The new Ministry for Innovation, Universities and Skills is not just about ensuring today's students are ready for tomorrow's world of work - but that they shape it.
Mr Brown often warned as Chancellor that Britain needed a strong scientific base to punch above its weight in an increasingly competitive global market.
By including innovation and science in the higher education brief for England the new prime minister is throwing his weight behind the sector for the long term.
Although Britain's scientific research is regarded as among the best in the world, the decline in the numbers studying science has sounded alarm bells throughout academia and industry.
A string of universities have closed physics or chemistry departments in recent years because of a lack of would-be students.
And the number of science and maths degrees on offer at UK universities has fallen by a tenth over the past decade, a report for the academics' union the UCU claimed recently.
This has sparked fears that the country's science and engineering base may not be able to cope with the ever-increasing competition from nations like China and India.
So one of secretary of state John Denham's key priorities has to be to safeguard the position of science within higher education.
His new department will oversee the science budget and a new Office of the Chief Scientific Adviser will also be created.
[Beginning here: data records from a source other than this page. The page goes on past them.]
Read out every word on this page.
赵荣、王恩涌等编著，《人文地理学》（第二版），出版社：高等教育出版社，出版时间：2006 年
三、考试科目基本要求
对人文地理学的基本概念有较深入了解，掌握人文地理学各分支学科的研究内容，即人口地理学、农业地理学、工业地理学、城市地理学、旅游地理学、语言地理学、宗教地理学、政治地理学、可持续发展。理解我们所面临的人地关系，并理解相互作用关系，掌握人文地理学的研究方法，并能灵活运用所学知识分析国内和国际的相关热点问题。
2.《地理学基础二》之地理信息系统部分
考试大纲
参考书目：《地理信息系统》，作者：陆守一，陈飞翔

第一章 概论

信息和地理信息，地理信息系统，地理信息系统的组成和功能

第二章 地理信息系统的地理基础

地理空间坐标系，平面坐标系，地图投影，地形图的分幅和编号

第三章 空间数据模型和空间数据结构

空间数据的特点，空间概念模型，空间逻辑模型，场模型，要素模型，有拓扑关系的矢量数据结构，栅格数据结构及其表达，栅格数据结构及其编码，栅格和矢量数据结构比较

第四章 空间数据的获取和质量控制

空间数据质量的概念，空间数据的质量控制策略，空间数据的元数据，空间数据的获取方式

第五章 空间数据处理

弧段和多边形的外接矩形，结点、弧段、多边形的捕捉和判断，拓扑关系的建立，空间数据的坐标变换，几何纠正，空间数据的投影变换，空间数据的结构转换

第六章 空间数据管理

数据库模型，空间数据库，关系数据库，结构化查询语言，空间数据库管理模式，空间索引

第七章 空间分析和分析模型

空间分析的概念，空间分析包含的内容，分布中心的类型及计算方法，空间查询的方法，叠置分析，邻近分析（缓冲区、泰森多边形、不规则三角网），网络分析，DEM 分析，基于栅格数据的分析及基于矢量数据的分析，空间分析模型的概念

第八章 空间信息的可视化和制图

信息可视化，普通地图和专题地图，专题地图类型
Mr Denham takes charge of the university sector just nine months into the new top-up fees regime.
Since September 2007, higher education institutions have been allowed to charge variable fees up to a maximum of £3,000 for undergraduate courses.
The early evidence is that students have not been put off going to university by the much increased costs of attending, despite vociferous warnings to the contrary.
Back to class
But university vice-chancellors are already saying that this level of undergraduate investment is not enough to sustain the sector's place in a highly competitive world.
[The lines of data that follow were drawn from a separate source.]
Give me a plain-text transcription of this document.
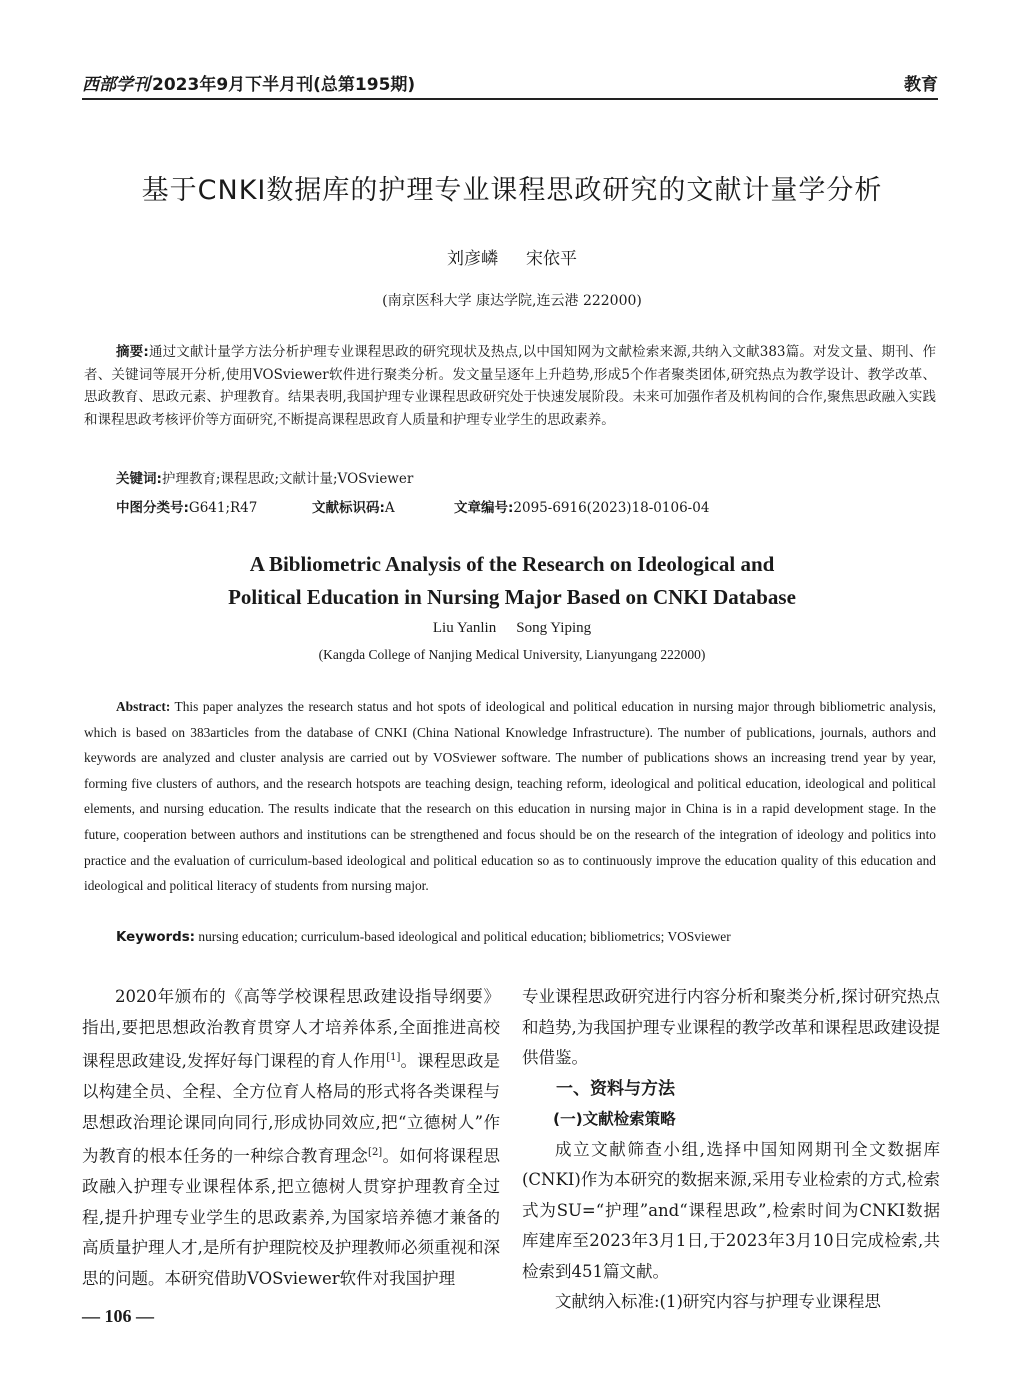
西部学刊 2023年9月下半月刊(总第195期)	教育
基于CNKI数据库的护理专业课程思政研究的文献计量学分析
刘彦嶙 宋依平
(南京医科大学 康达学院,连云港 222000)
摘要:通过文献计量学方法分析护理专业课程思政的研究现状及热点,以中国知网为文献检索来源,共纳入文献383篇。对发文量、期刊、作者、关键词等展开分析,使用VOSviewer软件进行聚类分析。发文量呈逐年上升趋势,形成5个作者聚类团体,研究热点为教学设计、教学改革、思政教育、思政元素、护理教育。结果表明,我国护理专业课程思政研究处于快速发展阶段。未来可加强作者及机构间的合作,聚焦思政融入实践和课程思政考核评价等方面研究,不断提高课程思政育人质量和护理专业学生的思政素养。
关键词:护理教育;课程思政;文献计量;VOSviewer
中图分类号:G641;R47	文献标识码:A	文章编号:2095-6916(2023)18-0106-04
A Bibliometric Analysis of the Research on Ideological and
Political Education in Nursing Major Based on CNKI Database
Liu Yanlin Song Yiping
(Kangda College of Nanjing Medical University, Lianyungang 222000)
Abstract: This paper analyzes the research status and hot spots of ideological and political education in nursing major through bibliometric analysis, which is based on 383articles from the database of CNKI (China National Knowledge Infrastructure). The number of publications, journals, authors and keywords are analyzed and cluster analysis are carried out by VOSviewer software. The number of publications shows an increasing trend year by year, forming five clusters of authors, and the research hotspots are teaching design, teaching reform, ideological and political education, ideological and political elements, and nursing education. The results indicate that the research on this education in nursing major in China is in a rapid development stage. In the future, cooperation between authors and institutions can be strengthened and focus should be on the research of the integration of ideology and politics into practice and the evaluation of curriculum-based ideological and political education so as to continuously improve the education quality of this education and ideological and political literacy of students from nursing major.
Keywords: nursing education; curriculum-based ideological and political education; bibliometrics; VOSviewer

2020年颁布的《高等学校课程思政建设指导纲要》指出,要把思想政治教育贯穿人才培养体系,全面推进高校课程思政建设,发挥好每门课程的育人作用[1]。课程思政是以构建全员、全程、全方位育人格局的形式将各类课程与思想政治理论课同向同行,形成协同效应,把“立德树人”作为教育的根本任务的一种综合教育理念[2]。如何将课程思政融入护理专业课程体系,把立德树人贯穿护理教育全过程,提升护理专业学生的思政素养,为国家培养德才兼备的高质量护理人才,是所有护理院校及护理教师必须重视和深思的问题。本研究借助VOSviewer软件对我国护理

专业课程思政研究进行内容分析和聚类分析,探讨研究热点和趋势,为我国护理专业课程的教学改革和课程思政建设提供借鉴。

一、资料与方法
(一)文献检索策略

成立文献筛查小组,选择中国知网期刊全文数据库(CNKI)作为本研究的数据来源,采用专业检索的方式,检索式为SU=“护理”and“课程思政”,检索时间为CNKI数据库建库至2023年3月1日,于2023年3月10日完成检索,共检索到451篇文献。

文献纳入标准:(1)研究内容与护理专业课程思

— 106 —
At a conference this week, the architect of the current funding system, Sir Ron Dearing, suggested that differential fees defined by the market could be the way forward.
As a former student union leader, Mr Denham will be acutely aware how politically unsavoury such a move would be.
But with the review of university funding not beginning until 2009, he will have a little time to get his head around the figures.
However, it is perhaps the third part of his brief - skills - in which he faces the toughest challenge.
The recent Leitch report highlighted the yawning skills gap in Britain.
It warned that even if current targets are met, skills in the UK will still lag behind comparable countries in 2020, affecting the nation's competitiveness and ultimately everyone's standard of living.
Despite progress, parts of the UK's skills base remain weaker than those of other developed nations.
Sir Sandy Leitch highlighted the fact that five million adults lack functional literacy and more than 17 million have difficulties with numbers.
The report called for a major improvement in the skills of the workforce, with 95% of adults gaining basic literacy and numeracy skills and 40% gaining degree level qualifications.
The new secretary of state will have a tough job working out how best to persuade thousands of adults to go back to class and get some more qualifications under their belts.
Meanwhile more than one in six youngsters still leave school unable to read, write or add up properly.
And so back to improving standards in schools.
Mr Denham's predecessors hoped the introduction of the new specialised Diplomas and reforms in 14 to 19 education would help prevent youngsters leaving school without any qualifications.
It seems he will have to turn back to his new colleague Ed Balls in the Department for Children, Schools and Families for some help with this part of the brief.